Under these conditions, Nelligan, having raised the money to pay his loan, asked Lynch for a statement of his indebtedness. Lynch made it out and on the same day attended the receipt of the money by Nelligan’s wife, who then and there delivered it to him in payment of the sum so stated to be due. Lynch (when does not appear, but evidently soon thereafter) surrendered the bond and trust deed to Nelligan, and it was among his papers at his death. When Nelligan’s payments of dues ceased, it was the duty of the directors to make inquiry, and enforce payment if his indebtedness remained unpaid, and his stock was thereby uncanceled. Without such action on their part, and notice, Nelligan, and his wife and children after his death, had no right to suspect any misconduct on the part of Lynch. They were plain people and not well informed in regard to the complete protection of their rights. Had they not been misled by what seems to be the gross negligence of the directors in leaving them in ignorance of the failure of Lynch to pay over the money, they might have been able to compel him to do so between 1890’ and 1898.

Negligence of this character and its probable effect in irreparable loss to the party affected, furnish a well-established foundation of estoppel. Leather Manufacturers’ Bank v. Morgan, 117 U. S. 96, 115.

In addition to the long and inexcusable silence of the directors, we have the additional grounds of their long acquiescence, with knowledge, in the general powers of management exercised by Lynch. Prairie State Loan Association v. Nubling, 170 Ill. 240, 244, 245. In that case the association had been regularly incorporated; in the points upon which the decision turned it closely resembles this. And the court aptly said on the pages noted above: Common knowledge of the general conduct and management of associations known as building associations shows that in the majority of cases the secretary of such an association has largely the control of the details of its business. He generally possesses the confidence of its members who largely rely on him. * * * Its directors should certainly be held to an ordinary degree of diligence and watchfulness over the interests of the association and over those who handle its funds. * * * Endlich, in his work on Building Associations, says the secretary is often the general agent of the association, and often is, in point of fact, the manager of its entire business. Where such control and management are vested in him, even tacitly, the association will be bound by his acts under such extended authority.” See also Chicago B. Assn. v. Cromwell, 65 Ill. 453, 460.

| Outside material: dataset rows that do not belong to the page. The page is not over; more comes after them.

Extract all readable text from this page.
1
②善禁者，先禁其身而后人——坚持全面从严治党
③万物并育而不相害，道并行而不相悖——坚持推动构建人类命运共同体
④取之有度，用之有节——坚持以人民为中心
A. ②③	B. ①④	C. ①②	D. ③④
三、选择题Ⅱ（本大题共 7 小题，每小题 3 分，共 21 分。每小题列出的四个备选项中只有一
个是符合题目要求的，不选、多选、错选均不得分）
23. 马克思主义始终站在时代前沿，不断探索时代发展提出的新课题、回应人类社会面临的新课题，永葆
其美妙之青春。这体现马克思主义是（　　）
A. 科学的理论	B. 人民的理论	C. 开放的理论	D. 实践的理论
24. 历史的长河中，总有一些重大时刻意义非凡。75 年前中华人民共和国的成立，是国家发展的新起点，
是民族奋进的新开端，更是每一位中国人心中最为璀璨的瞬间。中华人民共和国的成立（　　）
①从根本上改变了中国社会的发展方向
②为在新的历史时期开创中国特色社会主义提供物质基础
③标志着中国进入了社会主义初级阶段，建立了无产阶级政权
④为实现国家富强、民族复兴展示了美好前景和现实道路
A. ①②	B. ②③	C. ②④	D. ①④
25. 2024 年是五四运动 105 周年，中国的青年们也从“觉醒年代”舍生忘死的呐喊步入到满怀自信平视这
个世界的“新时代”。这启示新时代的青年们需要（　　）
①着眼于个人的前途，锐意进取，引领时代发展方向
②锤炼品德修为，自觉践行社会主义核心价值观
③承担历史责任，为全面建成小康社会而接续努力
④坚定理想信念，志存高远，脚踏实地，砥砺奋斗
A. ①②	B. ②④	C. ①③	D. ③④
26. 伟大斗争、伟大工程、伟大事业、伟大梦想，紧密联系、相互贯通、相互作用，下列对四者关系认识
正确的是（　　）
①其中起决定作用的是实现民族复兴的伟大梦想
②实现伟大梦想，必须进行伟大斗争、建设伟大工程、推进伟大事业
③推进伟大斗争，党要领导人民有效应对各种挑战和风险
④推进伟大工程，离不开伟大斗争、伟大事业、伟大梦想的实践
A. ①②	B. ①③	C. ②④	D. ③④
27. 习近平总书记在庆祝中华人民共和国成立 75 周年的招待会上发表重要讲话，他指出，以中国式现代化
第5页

The cases most strongly relied on by the appellants are: Morrow v. James, 3 Mackey, 27, and Van Waggenen v. Genesee Falls Sav. Assn., 88 Hun, 43. Those cases are in our opinion clearly distinguishable. The single question in each was, whether the association was bound by the payment of money to the secretary who had no authority, as members were bound to know, to receive it, and who appropriated it to his own use. There was no evidence, as in the case at bar, to show that the secretary had been permitted by the directors, or held out to members as authorized, to receive their dues; nor was there any negligence in the directors operating to the prejudice of the members so paying. Hnder the facts it clearly appeared that the delivery of money to the secretary was as their agent, to pay their dues to the treasurer, and not as the agent of the association duly authorized to receive payments.

The decree is right and will be affirmed with costs. It is so ordered. Affirmed.